Dr Sagar Mundada, Psychiatrist at KEM Hospital, said, “This year, the cases reported from previous years have increased. This issue needs to be persistently focused on. It is extremely important for parents to observe changes in their child as over 90 per cent of the times, child sexual abuse is done by a person who is known to the family”.
Mundada said it is unwise for parents to be suspicious of every adult who comes in contact with their child. However, there is a similar pattern observed in most abuse cases, there are some warning signs which parents should know.

“If a parent suspects his or her child is sexually abused, look for signs like increased dependency on non-abusing adults, withdrawal and isolation from others, increase in aggression or hostility, sudden fear of dark, frequent nightmares, changes in sleep patterns – which can be insomnia or oversleeping also – sexual behaviour which is beyond their age or if they are acting much younger than their age,” said Mundada.

Dr Sagar Karia, Consultant Psychiatrist, Lokmanya Tilak Municipal General (Sion) Hospital, said though they receive 6-8 cases of child sexual abuse cases every month, the increase in numbers of cases is in fact, the result of awareness campaigns.

“It is the result of awareness spread among parents, teachers and helping children understand the difference between a good and a bad touch. Also, the POCSO Act (The Protection of Children from Sexual Offences Act, 2012) is playing an important role,” said Karia.

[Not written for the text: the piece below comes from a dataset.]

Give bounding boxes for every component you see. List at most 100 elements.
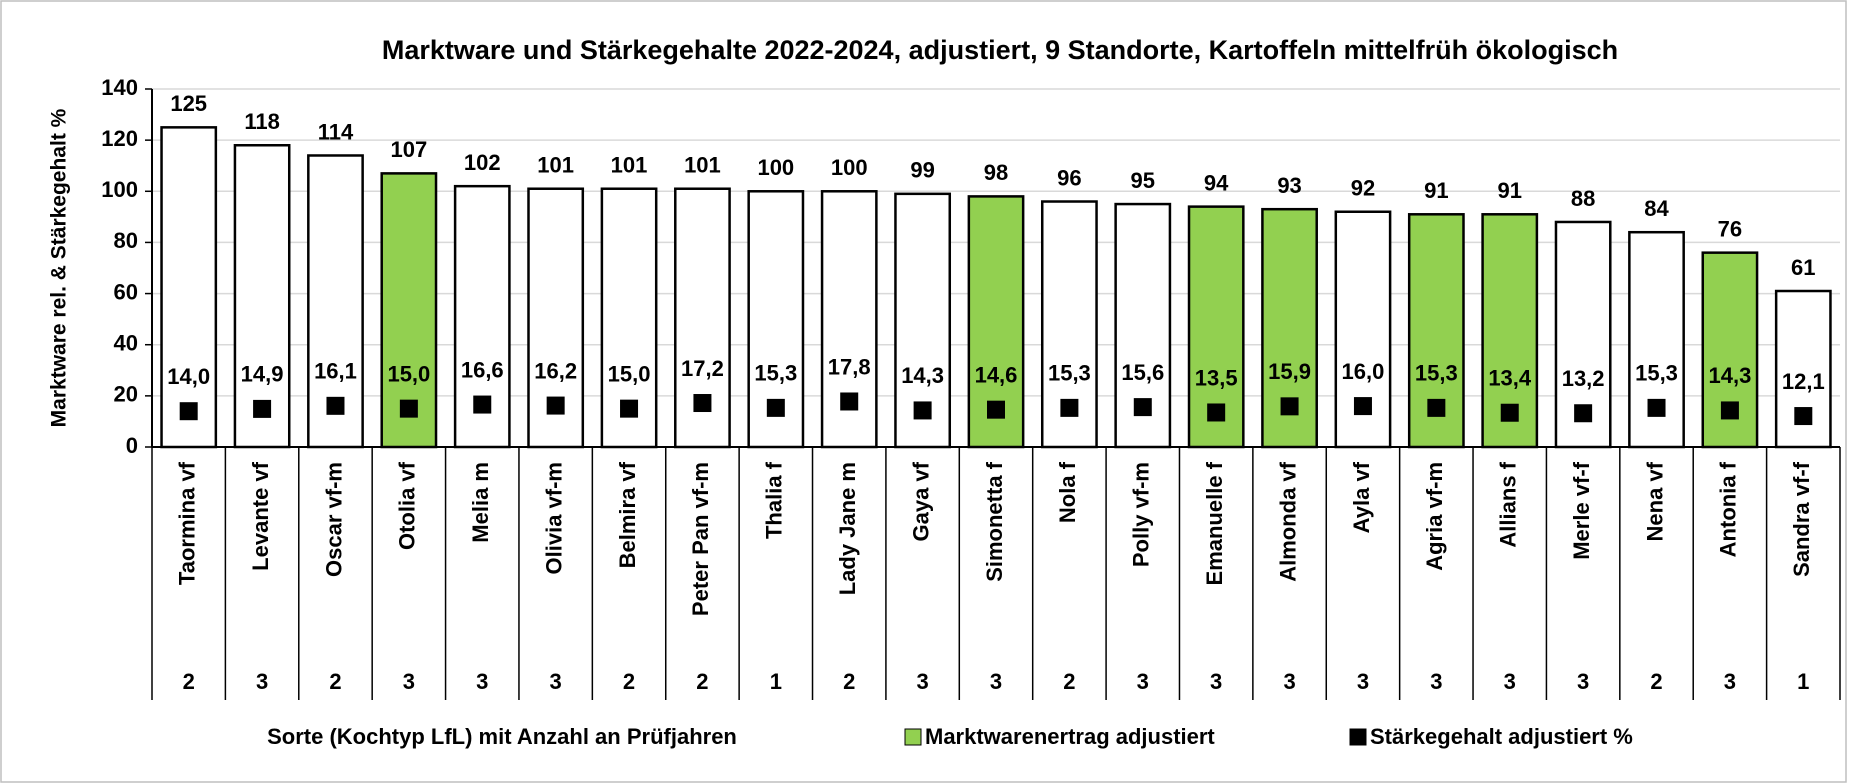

Though it is believed that awareness on child sexual abuse has increased, few experts feel that the subject needs a holistic approach, which must include educating not just parents, teachers and children, but even commoners for children’s safety.

“There is a social stigma attached with child sexual abuse in all strata of the society. Parents are in a state of denial that their child is suffering from sexual abuse, so many cases go unreported,” said Raheen Jaiswal, Founder and Psychologist at Open Your Arm, an NGO.

Sharing her observation on awareness campaigns in schools, Jaiswal says even if we detect any child abuse case during awareness campaigns in schools, the school management shows least or no interest to report about it.

Jaiswal added, “If we want to save our children from such evil activities, then we need a holistic approach towards this issue. Also, regular observation and campaigns are needed to change the mindset of parents, teachers and every adult who is a stakeholder in our society.”